Bölümün soru(n)larından biri Hande ile Tekin arasındaydı. Hande arkadaşının sırrını kocasına söylemeyerek doğru mu yaptı, yanlış mı yaptı? Tekin Hande'ye "Sen çok daha azı için bana küsmüştün" dedi ki doğru. Hande nasıl Zeynep'le yakınsa, Tekin de Kutay'la yakın ama şöyle de bir fark var, Eğer arada akrabalık olmasaydı, Tekin için de Kutay bitmiş durumda olurdu. Tekin Kutay'ın davranışlarını, yaptıklarını desteklemiyor.
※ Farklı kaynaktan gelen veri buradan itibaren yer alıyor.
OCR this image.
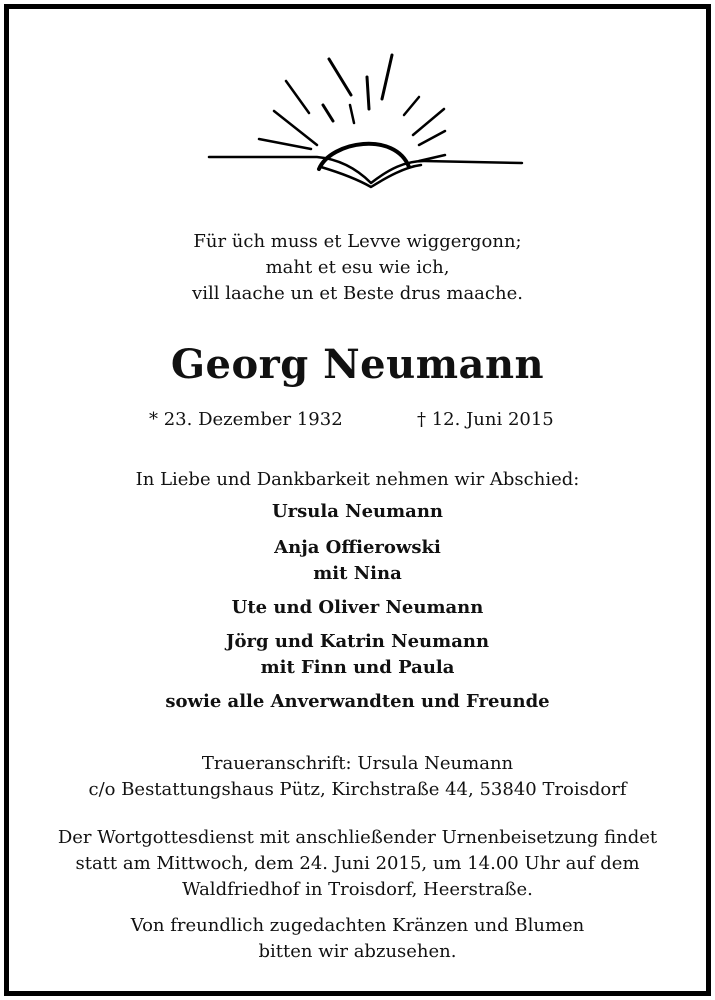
Für üch muss et Levve wiggergonn;
maht et esu wie ich,
vill laache un et Beste drus maache.
Georg Neumann
* 23. Dezember 1932	† 12. Juni 2015
In Liebe und Dankbarkeit nehmen wir Abschied:
Ursula Neumann
Anja Offierowski
mit Nina
Ute und Oliver Neumann
Jörg und Katrin Neumann
mit Finn und Paula
sowie alle Anverwandten und Freunde
Traueranschrift: Ursula Neumann
c/o Bestattungshaus Pütz, Kirchstraße 44, 53840 Troisdorf
Der Wortgottesdienst mit anschließender Urnenbeisetzung findet
statt am Mittwoch, dem 24. Juni 2015, um 14.00 Uhr auf dem
Waldfriedhof in Troisdorf, Heerstraße.
Von freundlich zugedachten Kränzen und Blumen
bitten wir abzusehen.
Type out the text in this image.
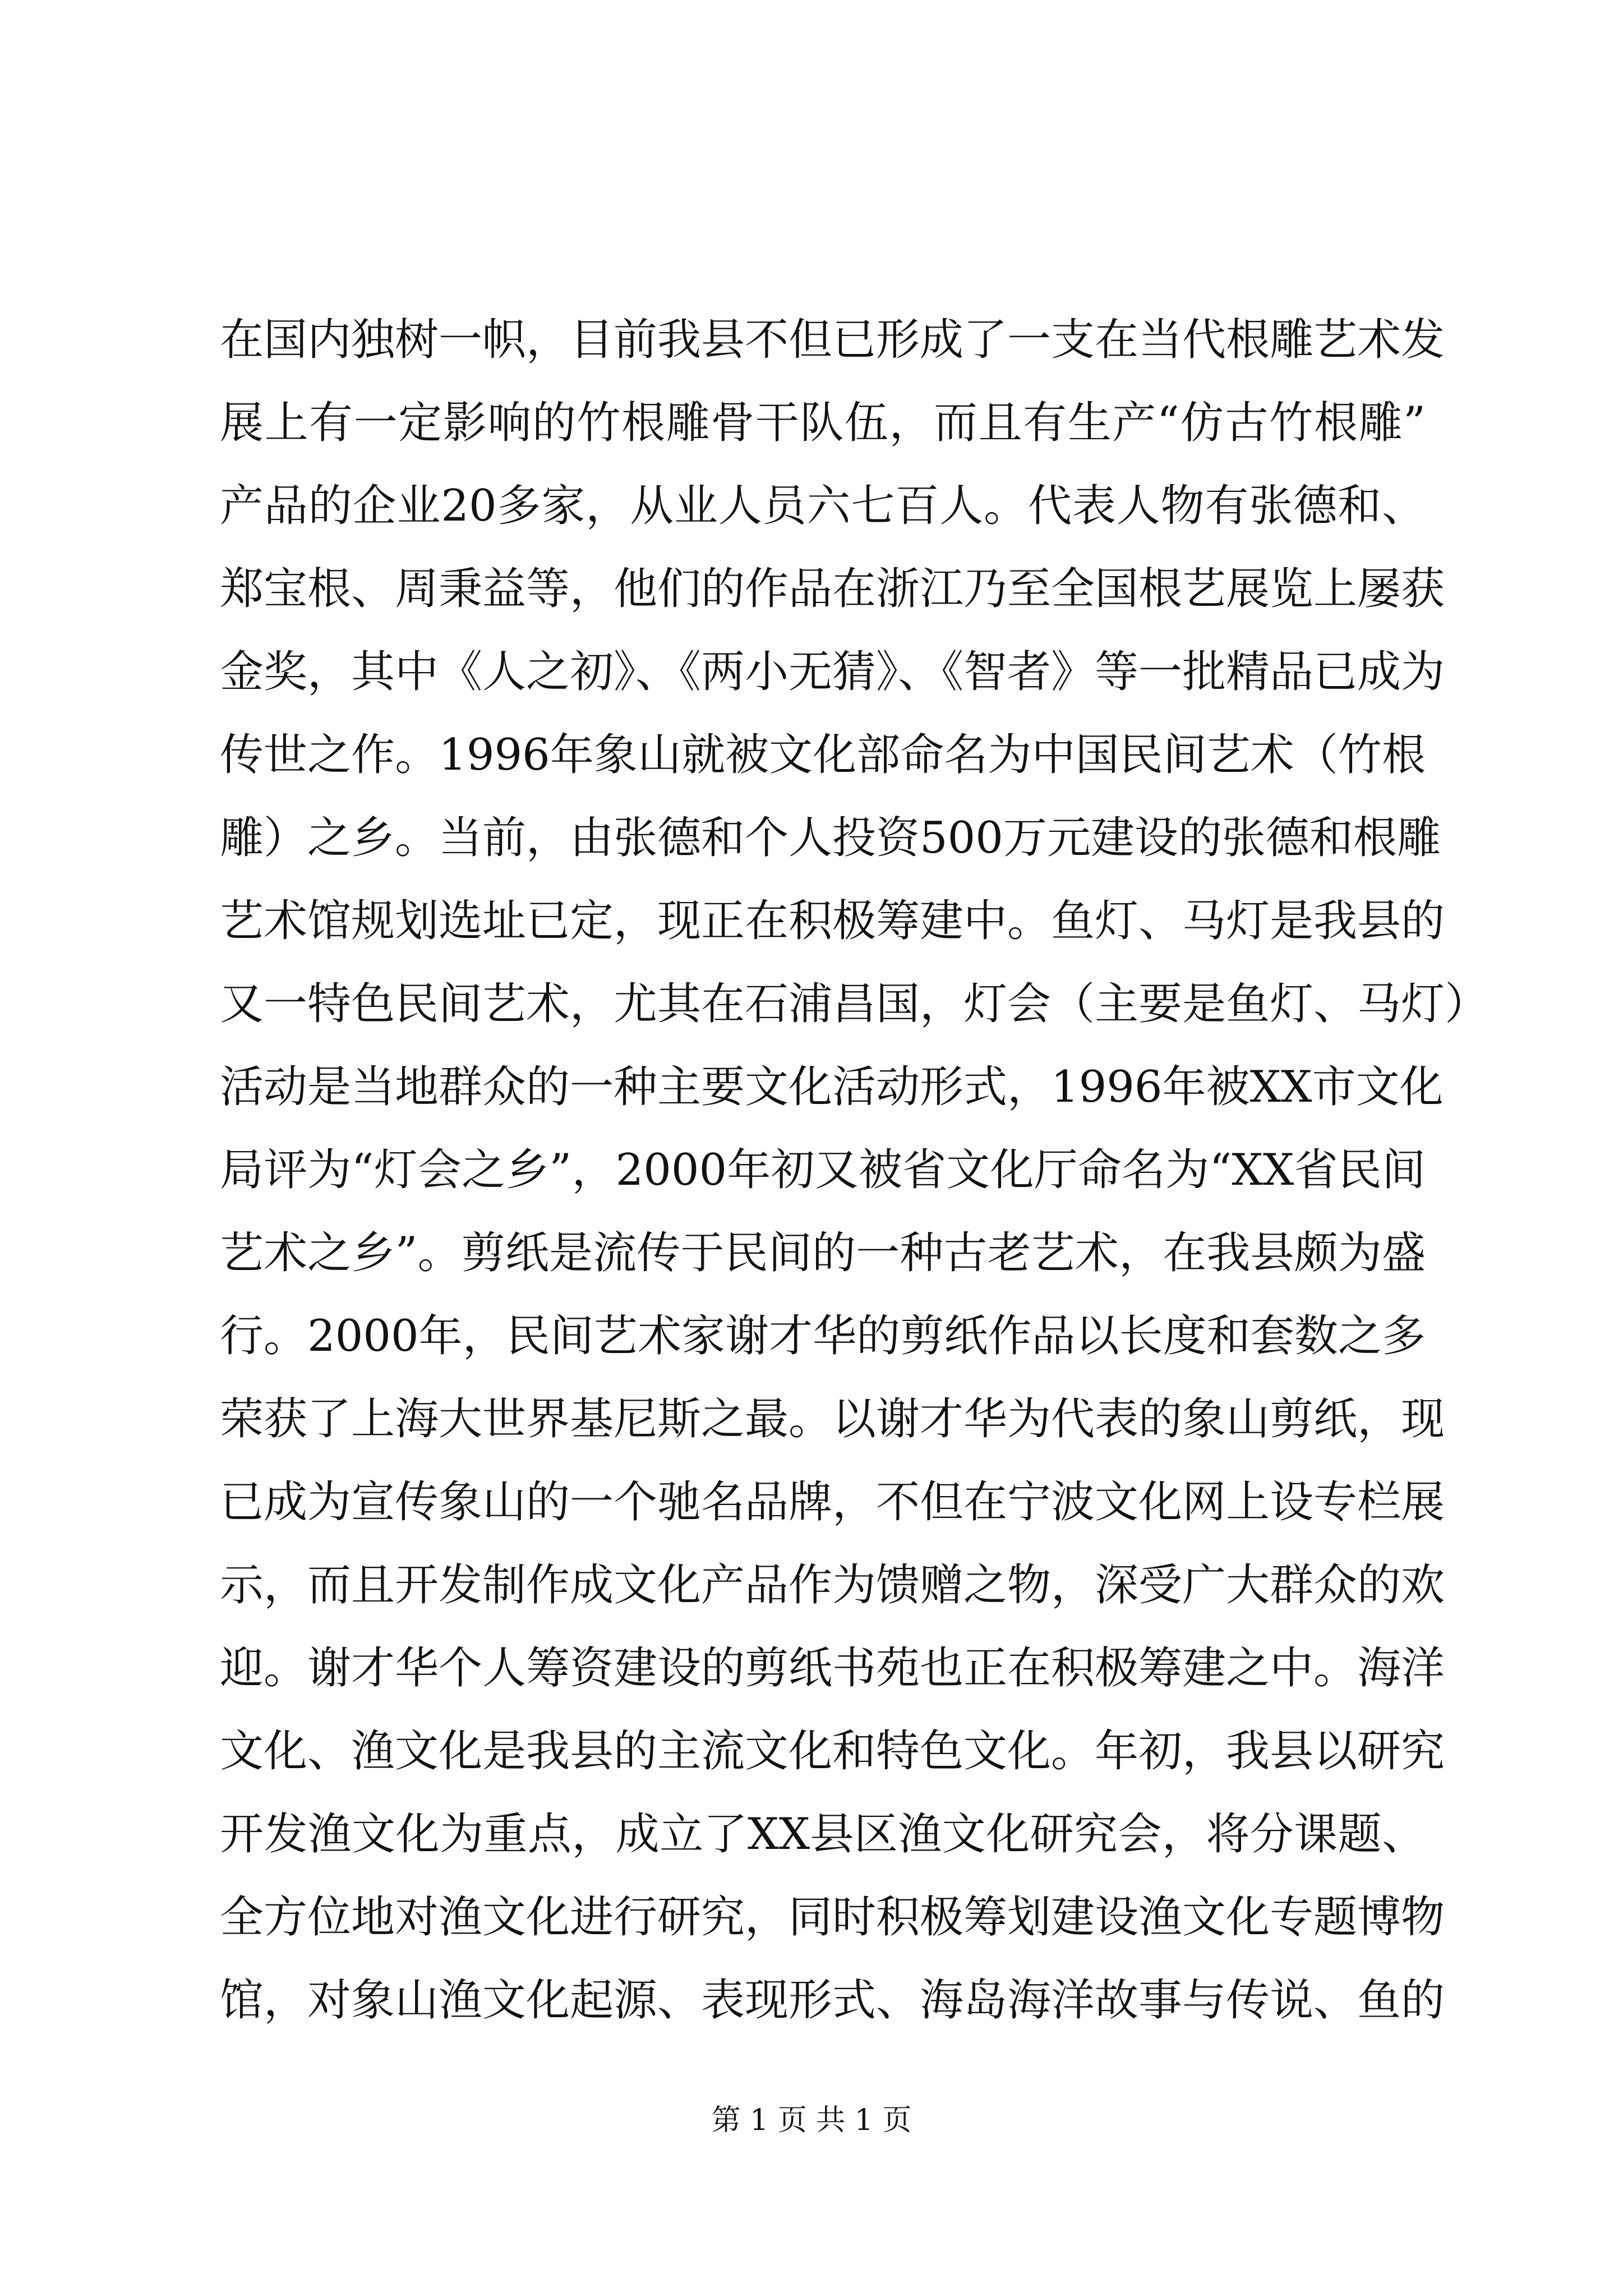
在国内独树一帜，目前我县不但已形成了一支在当代根雕艺术发
展上有一定影响的竹根雕骨干队伍，而且有生产“仿古竹根雕”
产品的企业20多家，从业人员六七百人。代表人物有张德和、
郑宝根、周秉益等，他们的作品在浙江乃至全国根艺展览上屡获
金奖，其中《人之初》、《两小无猜》、《智者》等一批精品已成为
传世之作。1996年象山就被文化部命名为中国民间艺术（竹根
雕）之乡。当前，由张德和个人投资500万元建设的张德和根雕
艺术馆规划选址已定，现正在积极筹建中。鱼灯、马灯是我县的
又一特色民间艺术，尤其在石浦昌国，灯会（主要是鱼灯、马灯）
活动是当地群众的一种主要文化活动形式，1996年被XX市文化
局评为“灯会之乡”，2000年初又被省文化厅命名为“XX省民间
艺术之乡”。剪纸是流传于民间的一种古老艺术，在我县颇为盛
行。2000年，民间艺术家谢才华的剪纸作品以长度和套数之多
荣获了上海大世界基尼斯之最。以谢才华为代表的象山剪纸，现
已成为宣传象山的一个驰名品牌，不但在宁波文化网上设专栏展
示，而且开发制作成文化产品作为馈赠之物，深受广大群众的欢
迎。谢才华个人筹资建设的剪纸书苑也正在积极筹建之中。海洋
文化、渔文化是我县的主流文化和特色文化。年初，我县以研究
开发渔文化为重点，成立了XX县区渔文化研究会，将分课题、
全方位地对渔文化进行研究，同时积极筹划建设渔文化专题博物
馆，对象山渔文化起源、表现形式、海岛海洋故事与传说、鱼的
第 1 页 共 1 页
Bir de Hande'nin Tekin'e küsmesi Tekin'in Hande'nin ağzından laf almaya  alışması gibi bir hile içeriyor diye düşündürdüğü için hoş olmamıştı. O olaydan sonra da Tekin bisiklet gezilerini Kutay'a haber vermişti. Yani Hande arkadaşının sırrını zaten başkasına, bu eşi de olsa zaten anlatmamalı, ama bir de Tekin'in Kutay'la konuşurken istemeden söyleme ihtimali de var. Örnek bağ bozumu. Kutay'a "Hale'yle ben şuradayız" dedi mi olay bitiriyor, Hale ile Zeynep'in hiç görüşmemesi lazım Kutay'ın bulamması için. Yani bölümü izlerken Tekin için üzülmüştüm, nahoş bir durumda kaldı diye ama
böyle bir bir dökünce Hale yanlış değil doğru yaptı sonucu çıkıyor sanki. Yine de çok yakın olduğun birinden bir başkası için bir şeyler gizlemekte de ilişkiye mesafe veren, bozan bir şeyler var sanki. Hayat.


Don Kişot ve Sanço Panza

Bu arada birkaç gün önceki "seviyor sevmiyor" yazımda Neşe'nin yaptığı dedektifliğin bana Sherlock Holmes'u hatırlattığını bir de yanına Gazi'yi alsa, Holmes ve Watson ikilisi olarak çalışabileceklerini yazmıştım. Rüzgarın Kalbi'nin bu bölümünde de Muammer dede ve evin kayhası (?) Sadık ikilisi zeytinyağı imalathanesini basan adamın robot resmini çizdirmenin peşine düştüklerinde, Don Kişot ve Sanço Panza'ya hatırlattılar. Hazır yukarıda Yel değirmeni de var. Daha ne. İşin şaka şübeleği gerçeği bir yana, Muammer karakolda robot resmi çizdirip sonra benzetemedi ya aklıma şu geldi. Hani dijital surat yapma oyunları var, yüz biçiminden saçınıa kaşına burnuna çenesine kadar envai çeşit içinden şunu bunu alıp yüz yapıyorsun. İşte Muammer diyor ki saçları aşağı inikti, ama kabarık mı inikti yapışık mı inikti, saçlar bitişik miydi, tutam tumam mıydı, işte bunları seçenekler arasından "Hah bu" deyip seçebilse, robot resim de sonuçta belki şıp diye benzeyecekti. Yani böyle yapılabilir diye bir fikir aklıma geldi.. Gerçi robot resmin elle de çizildiğini sanmıyorum bu devirde.


Kim vuruldu?
Devir deyince, bölümün finalinde Kutay Rüzgar'a silah çekti. Yeni bölüm fragmanına göre Zeynep devreye girip bunu önlüyor ama bu kez Kutay intihara kalkışınca Rüzgar devreye giriyor. O sırada silah patlıyor. Sanırım Rüzgar vuruldu.